4. Modern Java Idioms
| Aspect | Senior (Pro 3) | Speedster (Flash 3) |
|---|---|---|
| Path API | Path.of() (Java 11+) |
Paths.get() (Java 7+) |
| File existence check | Files.exists() |
None |
Winner: Senior Engineer
Path.of()is the modern, preferred API. Using it signals awareness of current Java best practices.
5. Test code
BOTH Pro and Flash models generated almost identical test code, based on the outline of Puzzle 1
class Puzzle1Test {
@Test
void testExample() {
List<String> instructions = List.of(
"L68",
"L30",
"R48",
"L5",
"R60",
"L55",
"L1",
"L99",
"R14",
"L82"
);
long result = Puzzle1.solve(instructions, 50);
assertEquals(3, result);
}
}
6. Performance Analysis
| Metric | Senior (Pro 3) | Speedster (Flash 3) |
|---|---|---|
| Time complexity | O(N) | O(N) |
| Operations per rotation | 1 modulo + 1 conditional | 2-3 modulo operations |
Winner: Senior Engineer (marginally)
- The extra
distance % 100in Flash's implementation is unnecessary work. - Both are O(N) and the difference is negligible in practice, but the Senior's code is technically more efficient.
The Scorecard
| Criterion | Senior (Pro 3) | Speedster (Flash 3) |
|---|---|---|
| Correctness | Pass | Pass |
| API Design | Winner (configurable) | Basic (hardcoded) |
| Error Handling | Winner (fail-fast) | Silent/permissive |
| Input Robustness | Good | Good |
| Modern Java | Winner (Path.of) |
Older (Paths.get) |
| Performance | Winner (marginal) | Good |
Key Insights: What Have We Learned
The Speedster as a Developer Under Deadline
Gemini 3 Flash acted like a developer racing against a deadline: it got the right answer efficiently, but left behind some technical debt. Hardcoded values, older APIs, silent error handling—these are the hallmarks of "I'll fix it later" code that often takes time or never gets fixed.

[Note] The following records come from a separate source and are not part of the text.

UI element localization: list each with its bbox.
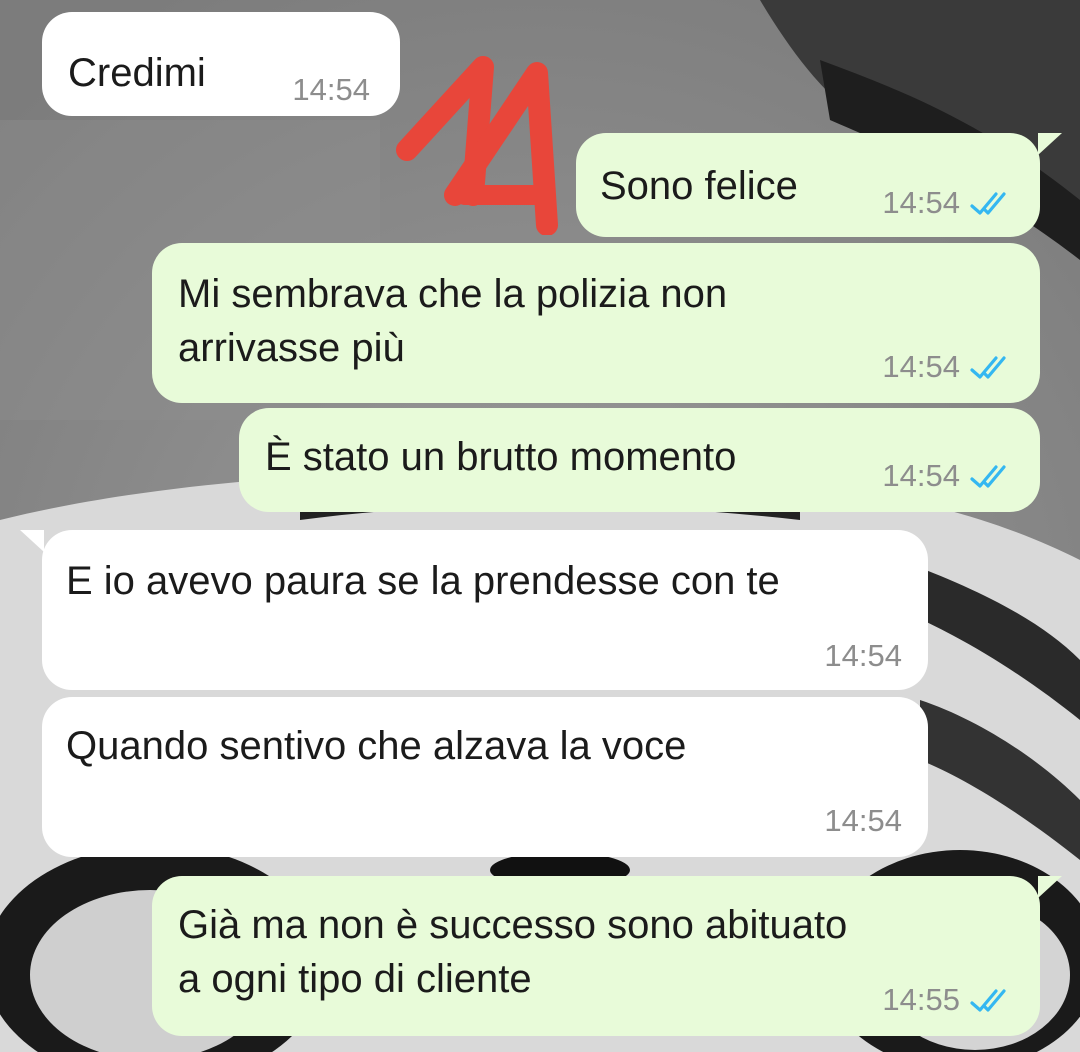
bubble-tail <box>1038 133 1062 155</box>
message-time: 14:54 <box>882 185 960 220</box>
message-bubble-outgoing[interactable]: Già ma non è successo sono abituato a og… <box>152 876 1040 1036</box>
message-meta: 14:54 <box>882 349 1014 385</box>
bubble-tail <box>20 530 44 552</box>
double-check-icon <box>970 190 1014 216</box>
message-bubble-outgoing[interactable]: Mi sembrava che la polizia non arrivasse… <box>152 243 1040 403</box>
message-bubble-incoming[interactable]: Credimi 14:54 <box>42 12 400 116</box>
double-check-icon <box>970 354 1014 380</box>
message-meta: 14:55 <box>882 982 1014 1018</box>
bubble-tail <box>1038 876 1062 898</box>
message-time: 14:55 <box>882 982 960 1017</box>
message-bubble-incoming[interactable]: Quando sentivo che alzava la voce 14:54 <box>42 697 928 857</box>
message-text: Mi sembrava che la polizia non arrivasse… <box>178 272 728 370</box>
double-check-icon <box>970 987 1014 1013</box>
message-text: È stato un brutto momento <box>265 435 737 479</box>
message-text: Credimi <box>68 51 206 95</box>
message-time: 14:54 <box>292 72 370 107</box>
message-text: E io avevo paura se la prendesse con te <box>66 559 780 603</box>
message-text: Già ma non è successo sono abituato a og… <box>178 903 848 1001</box>
message-time: 14:54 <box>824 803 902 838</box>
message-meta: 14:54 <box>882 458 1014 494</box>
message-bubble-outgoing[interactable]: È stato un brutto momento 14:54 <box>239 408 1040 512</box>
message-meta: 14:54 <box>824 638 902 674</box>
message-text: Quando sentivo che alzava la voce <box>66 724 687 768</box>
message-time: 14:54 <box>882 458 960 493</box>
message-bubble-incoming[interactable]: E io avevo paura se la prendesse con te … <box>42 530 928 690</box>
message-time: 14:54 <box>882 349 960 384</box>
message-time: 14:54 <box>824 638 902 673</box>
annotation-scribble <box>396 56 558 235</box>
message-meta: 14:54 <box>882 185 1014 221</box>
message-meta: 14:54 <box>824 803 902 839</box>
message-bubble-outgoing[interactable]: Sono felice 14:54 <box>576 133 1040 237</box>
double-check-icon <box>970 463 1014 489</box>
message-text: Sono felice <box>600 164 798 208</box>
message-meta: 14:54 <box>292 72 370 108</box>
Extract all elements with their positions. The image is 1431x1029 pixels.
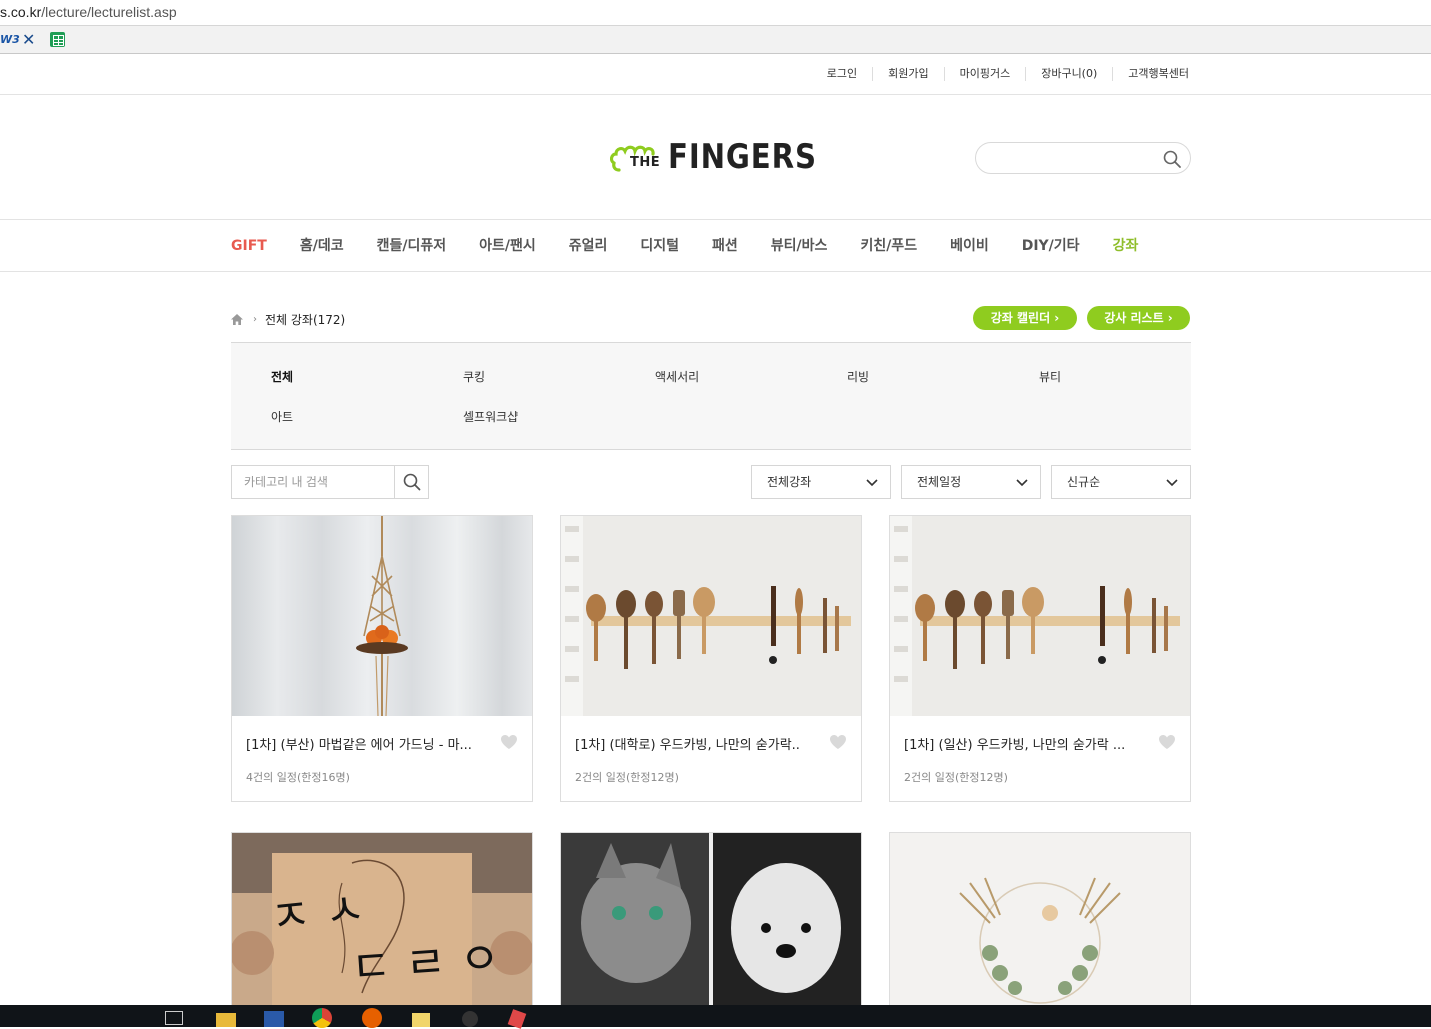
breadcrumb-current: 전체 강좌(172) [265,312,346,327]
w3schools-icon[interactable]: W3 [0,31,20,49]
logo-the: THE [630,155,661,170]
site-search [975,142,1191,174]
svg-text:ㅈ ㅅ: ㅈ ㅅ [268,883,368,944]
category-search-button[interactable] [394,466,428,498]
nav-lecture[interactable]: 강좌 [1113,221,1139,272]
svg-text:ㄷ ㄹ ㅇ: ㄷ ㄹ ㅇ [349,933,502,994]
main-nav: GIFT 홈/데코 캔들/디퓨저 아트/팬시 쥬얼리 디지털 패션 뷰티/바스 … [0,221,1431,272]
breadcrumb: › 전체 강좌(172) [231,310,345,328]
nav-digital[interactable]: 디지털 [640,221,679,272]
signup-link[interactable]: 회원가입 [872,67,943,81]
nav-kitchen-food[interactable]: 키친/푸드 [860,221,917,272]
chevron-down-icon [1016,479,1028,487]
lecture-schedule-info: 2건의 일정(한정12명) [904,771,1008,784]
category-cooking[interactable]: 쿠킹 [463,368,485,385]
nav-diy-etc[interactable]: DIY/기타 [1022,221,1080,272]
lecture-calendar-button[interactable]: 강좌 캘린더 › [973,306,1077,330]
schedule-select[interactable]: 전체일정 [901,465,1041,499]
site-logo[interactable]: THE FINGERS [610,139,820,175]
heart-icon[interactable] [1158,734,1176,750]
lecture-card[interactable]: ㅈ ㅅ ㄷ ㄹ ㅇ [231,832,533,1012]
firefox-icon[interactable] [362,1008,382,1028]
utility-bar: 로그인 회원가입 마이핑거스 장바구니(0) 고객행복센터 [0,55,1431,95]
schedule-value: 전체일정 [917,475,962,489]
chevron-right-icon: › [253,313,257,325]
bookmark-x-icon[interactable]: ✕ [22,31,40,49]
nav-jewelry[interactable]: 쥬얼리 [569,221,608,272]
file-explorer-icon[interactable] [216,1013,236,1027]
category-all[interactable]: 전체 [271,368,293,385]
nav-home-deco[interactable]: 홈/데코 [300,221,344,272]
nav-art-fancy[interactable]: 아트/팬시 [479,221,536,272]
search-icon [403,473,421,491]
category-self-workshop[interactable]: 셀프워크샵 [463,408,518,425]
nav-candle-diffuser[interactable]: 캔들/디퓨저 [377,221,447,272]
category-filter: 전체 쿠킹 액세서리 리빙 뷰티 아트 셀프워크샵 [231,342,1191,450]
lecture-thumbnail[interactable] [890,516,1190,716]
customer-center-link[interactable]: 고객행복센터 [1112,67,1189,81]
heart-icon[interactable] [829,734,847,750]
cart-link[interactable]: 장바구니(0) [1025,67,1112,81]
lecture-type-value: 전체강좌 [767,475,812,489]
lecture-schedule-info: 2건의 일정(한정12명) [575,771,679,784]
url-host: s.co.kr [0,4,42,20]
category-search [231,465,429,499]
sort-select[interactable]: 신규순 [1051,465,1191,499]
lecture-title[interactable]: [1차] (대학로) 우드카빙, 나만의 숟가락.. [575,734,823,753]
lecture-card[interactable]: [1차] (일산) 우드카빙, 나만의 숟가락 ... 2건의 일정(한정12명… [889,515,1191,802]
app-icon[interactable] [264,1011,284,1027]
sticky-notes-icon[interactable] [412,1013,430,1027]
search-input[interactable] [990,149,1160,167]
task-view-icon[interactable] [165,1011,183,1025]
lecture-thumbnail[interactable] [561,833,861,1012]
app-icon[interactable] [507,1009,527,1029]
lecture-card[interactable] [889,832,1191,1012]
os-taskbar [0,1005,1431,1029]
lecture-title[interactable]: [1차] (부산) 마법같은 에어 가드닝 - 마... [246,734,494,753]
my-fingers-link[interactable]: 마이핑거스 [943,67,1026,81]
category-search-input[interactable] [244,474,384,490]
category-accessory[interactable]: 액세서리 [655,368,699,385]
lecture-thumbnail[interactable]: ㅈ ㅅ ㄷ ㄹ ㅇ [232,833,532,1012]
heart-icon[interactable] [500,734,518,750]
category-art[interactable]: 아트 [271,408,293,425]
nav-baby[interactable]: 베이비 [950,221,989,272]
instructor-list-button[interactable]: 강사 리스트 › [1087,306,1190,330]
address-bar[interactable]: s.co.kr/lecture/lecturelist.asp [0,0,1431,26]
lecture-thumbnail[interactable] [232,516,532,716]
nav-fashion[interactable]: 패션 [712,221,738,272]
lecture-title[interactable]: [1차] (일산) 우드카빙, 나만의 숟가락 ... [904,734,1152,753]
lecture-thumbnail[interactable] [890,833,1190,1012]
logo-fingers: FINGERS [668,137,817,177]
login-link[interactable]: 로그인 [812,67,872,81]
nav-beauty-bath[interactable]: 뷰티/바스 [771,221,828,272]
category-beauty[interactable]: 뷰티 [1039,368,1061,385]
bookmarks-bar: W3 ✕ [0,26,1431,54]
lecture-schedule-info: 4건의 일정(한정16명) [246,771,350,784]
app-icon[interactable] [462,1011,478,1027]
home-icon[interactable] [231,313,243,325]
category-living[interactable]: 리빙 [847,368,869,385]
url-path: /lecture/lecturelist.asp [41,4,177,20]
lecture-thumbnail[interactable] [561,516,861,716]
chrome-icon[interactable] [312,1008,332,1028]
sort-value: 신규순 [1067,475,1101,489]
nav-gift[interactable]: GIFT [231,221,267,272]
lecture-card[interactable] [560,832,862,1012]
lecture-card[interactable]: [1차] (부산) 마법같은 에어 가드닝 - 마... 4건의 일정(한정16… [231,515,533,802]
chevron-down-icon [1166,479,1178,487]
search-icon[interactable] [1162,149,1182,169]
lecture-card[interactable]: [1차] (대학로) 우드카빙, 나만의 숟가락.. 2건의 일정(한정12명) [560,515,862,802]
spreadsheet-icon[interactable] [50,32,65,47]
site-header: THE FINGERS [0,95,1431,220]
chevron-down-icon [866,479,878,487]
lecture-type-select[interactable]: 전체강좌 [751,465,891,499]
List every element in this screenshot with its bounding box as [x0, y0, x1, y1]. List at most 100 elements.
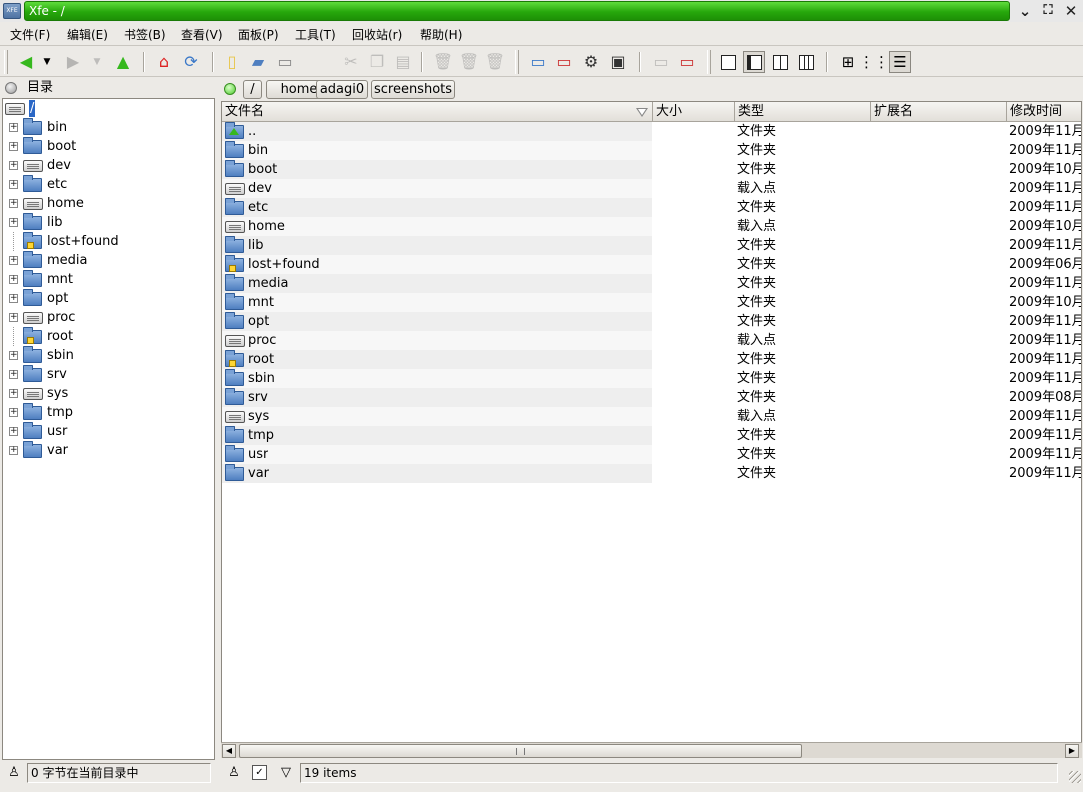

The Senior as a Production-Minded Engineer
Gemini 3 Pro solved the problem and built a reusable, robust component. The use of dependency injection (passing startPos as a parameter), explicit error handling, and modern APIs demonstrates a deeper understanding of software craftsmanship.
The Adoption Decision
For a quick script or prototype? Flash is perfectly fine. It gets the job done.
For the production codebase? Adopt the Senior's solution. The generated code is:
- Testable without modification
- Self-documenting through explicit error handling
- Future-proof with modern idioms
- Easier to debug when things go wrong
Conclusion
For Puzzle 1 of Advent of Code 2025, the distinction between the Senior Engineer and the Speedster was clear:
- Gemini Pro delivered a working solution and a production-ready component
- Gemini Flash delivered a working solution with minimal fuss, but left some technical debt
The metaphor extends beyond this experiment. When using AI for code generation, the model you choose—and the prompts you craft—can produce either throwaway prototypes or building blocks for serious software.
For quick scripts? The Speedster is fine. For the production codebase? Start by adopting the Senior's solutions.